Zur Klarstellung: Simmons bewegt sich in einem Geschäftsumfeld, dessen moralische Koordinaten weniger mit Gut oder Schlecht denn eher mit Plus und Minus zu tun haben. Ein Moralapostel ist er nicht. Auch wenn die Gutmenschen dieser Welt diesen Mann gerade zum Kronzeugen für ihre Sache machen wollen. Was Wunder, dass man da gelegentlich verirrt wirkt oder die Stirn runzelt. Er hat nicht mehr getan als gründlich recherchiert. Und die Versorgungsengpässe aufgezeigt, die insbesondere auf die US-Wirtschaft und die Bürger der USA in kurzer Frist zukommen werden. Nüchtern und pragmatisch. Gerade das macht ihn aber so wirkungsvoll: Wenn Simmons vorrechnet, dass sich der Benzinpreis in den USA in Kürze verdreifachen dürfte, wird auch dem letzten autoverliebten Zweifler der Ernst der Lage klar.

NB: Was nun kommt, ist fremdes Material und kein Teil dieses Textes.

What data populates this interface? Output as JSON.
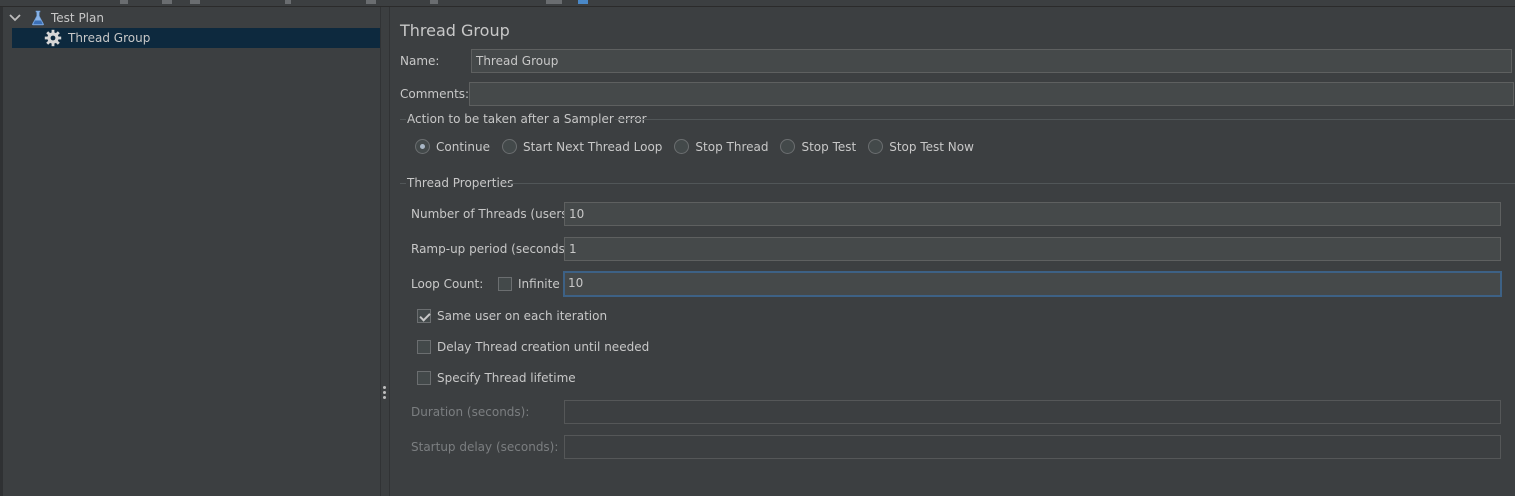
{
  "tree": {
    "items": [
      {
        "label": "Test Plan",
        "icon": "flask-icon",
        "expanded": true
      },
      {
        "label": "Thread Group",
        "icon": "gear-icon",
        "selected": true
      }
    ]
  },
  "panel": {
    "title": "Thread Group",
    "name_label": "Name:",
    "name_value": "Thread Group",
    "comments_label": "Comments:",
    "comments_value": "",
    "error_action": {
      "legend": "Action to be taken after a Sampler error",
      "options": [
        "Continue",
        "Start Next Thread Loop",
        "Stop Thread",
        "Stop Test",
        "Stop Test Now"
      ],
      "selected": "Continue"
    },
    "thread_props": {
      "legend": "Thread Properties",
      "threads_label": "Number of Threads (users):",
      "threads_value": "10",
      "rampup_label": "Ramp-up period (seconds):",
      "rampup_value": "1",
      "loop_label": "Loop Count:",
      "infinite_label": "Infinite",
      "infinite_checked": false,
      "loop_value": "10",
      "same_user_label": "Same user on each iteration",
      "same_user_checked": true,
      "delay_label": "Delay Thread creation until needed",
      "delay_checked": false,
      "lifetime_label": "Specify Thread lifetime",
      "lifetime_checked": false,
      "duration_label": "Duration (seconds):",
      "duration_value": "",
      "startup_label": "Startup delay (seconds):",
      "startup_value": ""
    }
  },
  "colors": {
    "background": "#3c3f41",
    "selection": "#0d293e",
    "focus_border": "#3d6185"
  }
}
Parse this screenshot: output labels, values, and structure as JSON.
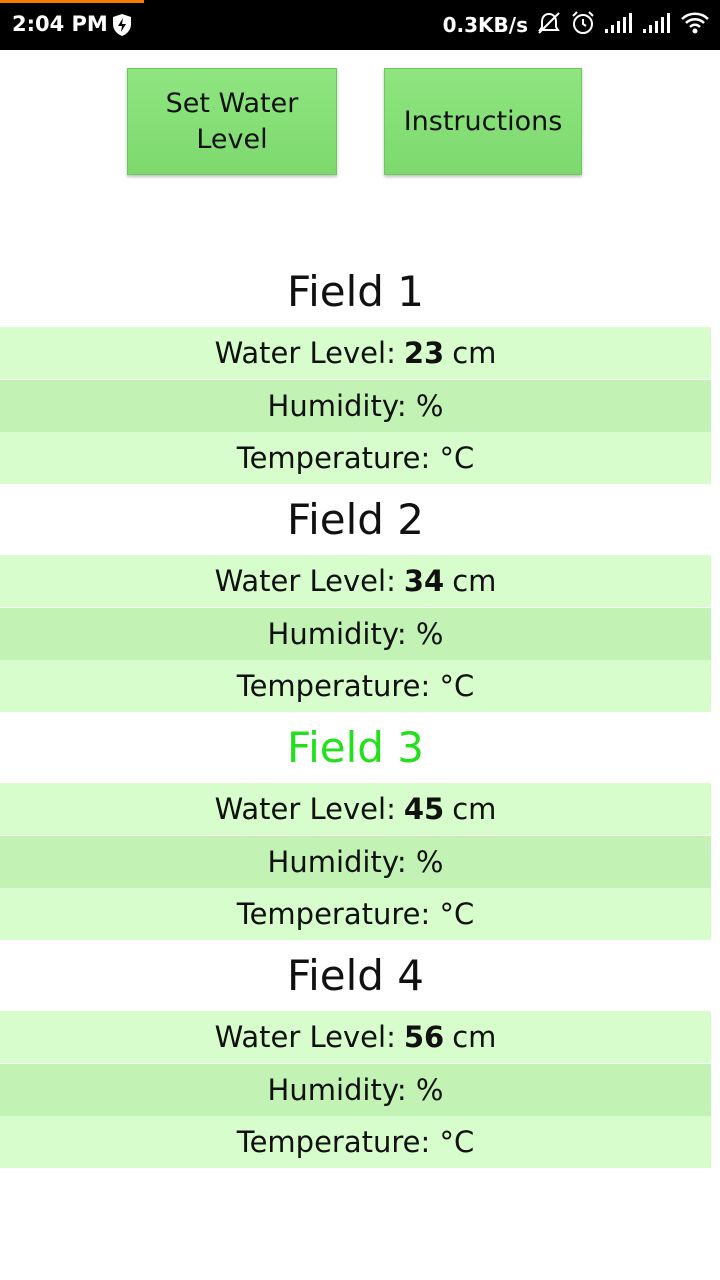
{
  "status_bar": {
    "time": "2:04 PM",
    "speed": "0.3KB/s",
    "icons": [
      "shield-bolt-icon",
      "alarm-muted-icon",
      "alarm-clock-icon",
      "signal-icon",
      "signal-icon",
      "wifi-icon"
    ],
    "accent_color": "#f57c00"
  },
  "buttons": {
    "set_water_level": "Set Water Level",
    "instructions": "Instructions",
    "color": "#86df77"
  },
  "labels": {
    "water_level": "Water Level:",
    "unit_cm": "cm",
    "humidity": "Humidity: %",
    "temperature": "Temperature: °C"
  },
  "fields": [
    {
      "title": "Field 1",
      "water_level": "23",
      "active": false
    },
    {
      "title": "Field 2",
      "water_level": "34",
      "active": false
    },
    {
      "title": "Field 3",
      "water_level": "45",
      "active": true
    },
    {
      "title": "Field 4",
      "water_level": "56",
      "active": false
    }
  ],
  "colors": {
    "active_title": "#22e11c",
    "row_light": "#d8fdcc",
    "row_dark": "#c3f3b4"
  }
}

Mitte Oktober verteidigte Simmons seine Thesen wieder einmal im Petroleum Club of Houston, den Oberkörper ruhig, die Sprache der Hände gemessen, nur die Füsse führten unterm Tisch einen Stepptanz auf. Energie, die raus will und sich doch nicht zeigen darf? Vielleicht ist das so: Wer im Ölgeschäft mit Milliarden jongliert, befindet sich eben jederzeit im tiefroten Drehzahlbereich. Hier wird mit der Zukunft gehandelt, mit politischer Macht und Aufstieg und Fall von Wirtschaftsimperien. Und Simmons hat Dinge zu sagen, wie es sich hier in Texas noch niemand getraut hat. Da zappelt man eben vor Anspannung mit den Füssen – und gibt sich obenrum cool. War bei Dallas-Fiesling JR Ewing ja auch immer so.